Even elsewhere, U.S. credibility as a partner seems to be on a sharp decline. Trump is the first U.S. president to refer to the European Union as a “foe” instead of an ally. Additionally, Syrian Kurds, who have largely fought the on-ground battle on behalf of U.S. forces against the global terrorist group Islamic State, were recently greeted by Trump’s decision to withdraw U.S. military troops from northern Syria. The U.S. betrayal was predictably followed up by an invasion of the vacated region by Turkey, a debilitating military offensive against the Kurds, and finally an agreement between the Turkish President Recep Tayyip Erdoğan, and his Russian counterpart, Vladimir Putin, to share territory and control in Syria.
For India and the non-American components of the Quad, these events and the Trump presidency have exacerbated skepticism and mistrust, and have consequently curtailed the prospects of formalizing a multilateral defense organization in the Indo-Pacific. Looking forward, the prognosis looks bleak. In the absence of an overwhelming display of military strength by China and concomitant disregard for diplomatic resolutions or reasoned restraint, it seems unlikely that any of these regional powers would fully align with U.S. strategic objectives in the region.

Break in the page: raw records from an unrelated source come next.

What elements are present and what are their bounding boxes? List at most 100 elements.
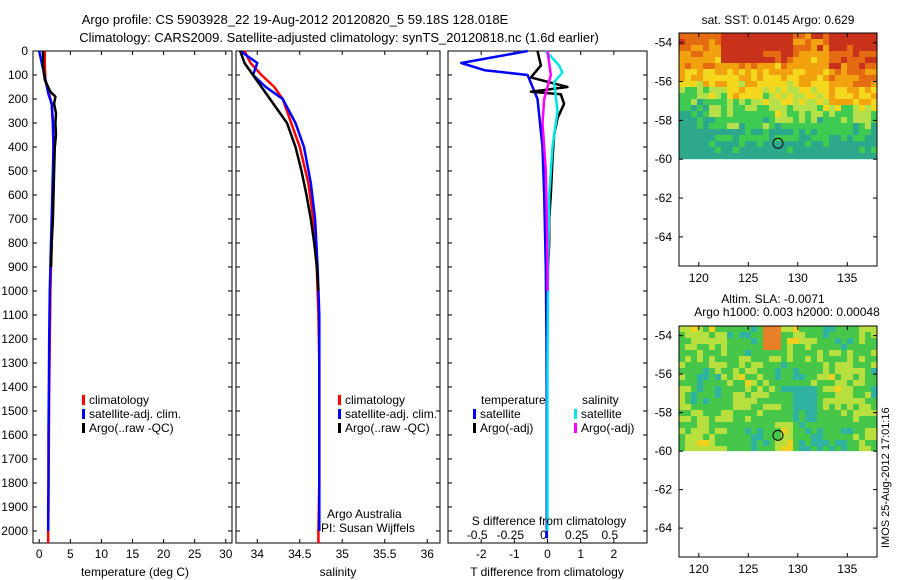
- map-cell: [727, 51, 733, 57]
- map-cell: [853, 350, 859, 356]
- map-cell: [829, 326, 835, 332]
- map-cell: [763, 428, 769, 434]
- map-cell: [715, 33, 721, 39]
- map-cell: [793, 362, 799, 368]
- map-cell: [691, 135, 697, 141]
- depth-tick-label: 200: [8, 92, 28, 106]
- legend-label: Argo(-adj): [480, 421, 533, 435]
- map-cell: [781, 81, 787, 87]
- map-cell: [859, 362, 865, 368]
- map-cell: [739, 392, 745, 398]
- map-cell: [769, 398, 775, 404]
- map-cell: [769, 350, 775, 356]
- map-cell: [793, 153, 799, 159]
- map-cell: [835, 57, 841, 63]
- map-cell: [835, 81, 841, 87]
- map-cell: [679, 129, 685, 135]
- map-cell: [697, 368, 703, 374]
- map-cell: [871, 75, 877, 81]
- map-cell: [829, 368, 835, 374]
- map-cell: [745, 356, 751, 362]
- map-cell: [781, 57, 787, 63]
- map-cell: [805, 45, 811, 51]
- map-cell: [823, 75, 829, 81]
- map-cell: [787, 392, 793, 398]
- map-cell: [715, 404, 721, 410]
- map-cell: [721, 75, 727, 81]
- map-cell: [763, 141, 769, 147]
- map-cell: [799, 356, 805, 362]
- map-cell: [679, 69, 685, 75]
- map-cell: [763, 368, 769, 374]
- map-cell: [751, 410, 757, 416]
- map-cell: [709, 57, 715, 63]
- map-cell: [745, 446, 751, 452]
- map-cell: [823, 350, 829, 356]
- map-cell: [793, 123, 799, 129]
- map-cell: [817, 332, 823, 338]
- map-cell: [799, 338, 805, 344]
- map-cell: [727, 386, 733, 392]
- map-cell: [799, 135, 805, 141]
- map-cell: [787, 45, 793, 51]
- map-cell: [865, 332, 871, 338]
- map-cell: [727, 344, 733, 350]
- map-cell: [859, 147, 865, 153]
- map-cell: [727, 374, 733, 380]
- map-cell: [847, 332, 853, 338]
- map-cell: [763, 434, 769, 440]
- map-cell: [781, 99, 787, 105]
- depth-tick-label: 0: [21, 44, 28, 58]
- map-cell: [769, 63, 775, 69]
- map-cell: [775, 63, 781, 69]
- map-cell: [709, 63, 715, 69]
- map-cell: [715, 356, 721, 362]
- map-cell: [697, 374, 703, 380]
- map-cell: [685, 117, 691, 123]
- map-cell: [841, 434, 847, 440]
- map-cell: [799, 75, 805, 81]
- map-cell: [709, 51, 715, 57]
- map-cell: [823, 392, 829, 398]
- map-cell: [715, 398, 721, 404]
- map-cell: [853, 111, 859, 117]
- map-cell: [697, 380, 703, 386]
- map-cell: [847, 63, 853, 69]
- x-tick-label: 15: [126, 547, 140, 561]
- map-cell: [835, 75, 841, 81]
- map-cell: [691, 129, 697, 135]
- map-cell: [769, 338, 775, 344]
- map-cell: [781, 123, 787, 129]
- map-cell: [763, 416, 769, 422]
- map-cell: [685, 446, 691, 452]
- map-cell: [829, 416, 835, 422]
- map-cell: [691, 374, 697, 380]
- map-cell: [703, 75, 709, 81]
- map-cell: [787, 93, 793, 99]
- map-cell: [817, 356, 823, 362]
- map-cell: [847, 440, 853, 446]
- map-cell: [787, 368, 793, 374]
- map-cell: [865, 105, 871, 111]
- map-cell: [745, 105, 751, 111]
- map-cell: [799, 398, 805, 404]
- map-cell: [805, 99, 811, 105]
- map-cell: [721, 39, 727, 45]
- map-cell: [805, 81, 811, 87]
- map-cell: [733, 374, 739, 380]
- legend-swatch: [82, 395, 85, 405]
- map-cell: [793, 39, 799, 45]
- map-cell: [733, 69, 739, 75]
- map-cell: [871, 380, 877, 386]
- map-cell: [751, 434, 757, 440]
- map-cell: [781, 105, 787, 111]
- legend-heading: salinity: [582, 393, 619, 407]
- salinity-panel: 34 34.5 35 35.5 36 salinity climatologysatel…: [235, 49, 441, 579]
- lon-tick-label: 120: [689, 271, 709, 285]
- map-cell: [709, 39, 715, 45]
- map-cell: [787, 141, 793, 147]
- map-cell: [865, 368, 871, 374]
- map-cell: [697, 422, 703, 428]
- sst-map-image: [679, 33, 877, 160]
- map-cell: [775, 57, 781, 63]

Instead, these powers are most likely to leverage fuller participation in the Quad to exact bilateral concessions from China and encourage it to acquiesce – at least in part – to regional norms, by introducing stronger audience costs into the equation. Former U.S. President Obama’s policy of “hedging” – a combination of engagement and balancing – may prove more fruitful if implemented in concert. In the meantime, the Quad and its collective military potential is likely to remain dormant.
Ameya Pratap Singh is currently reading for a DPhil in Area Studies (South Asia) at the University of Oxford.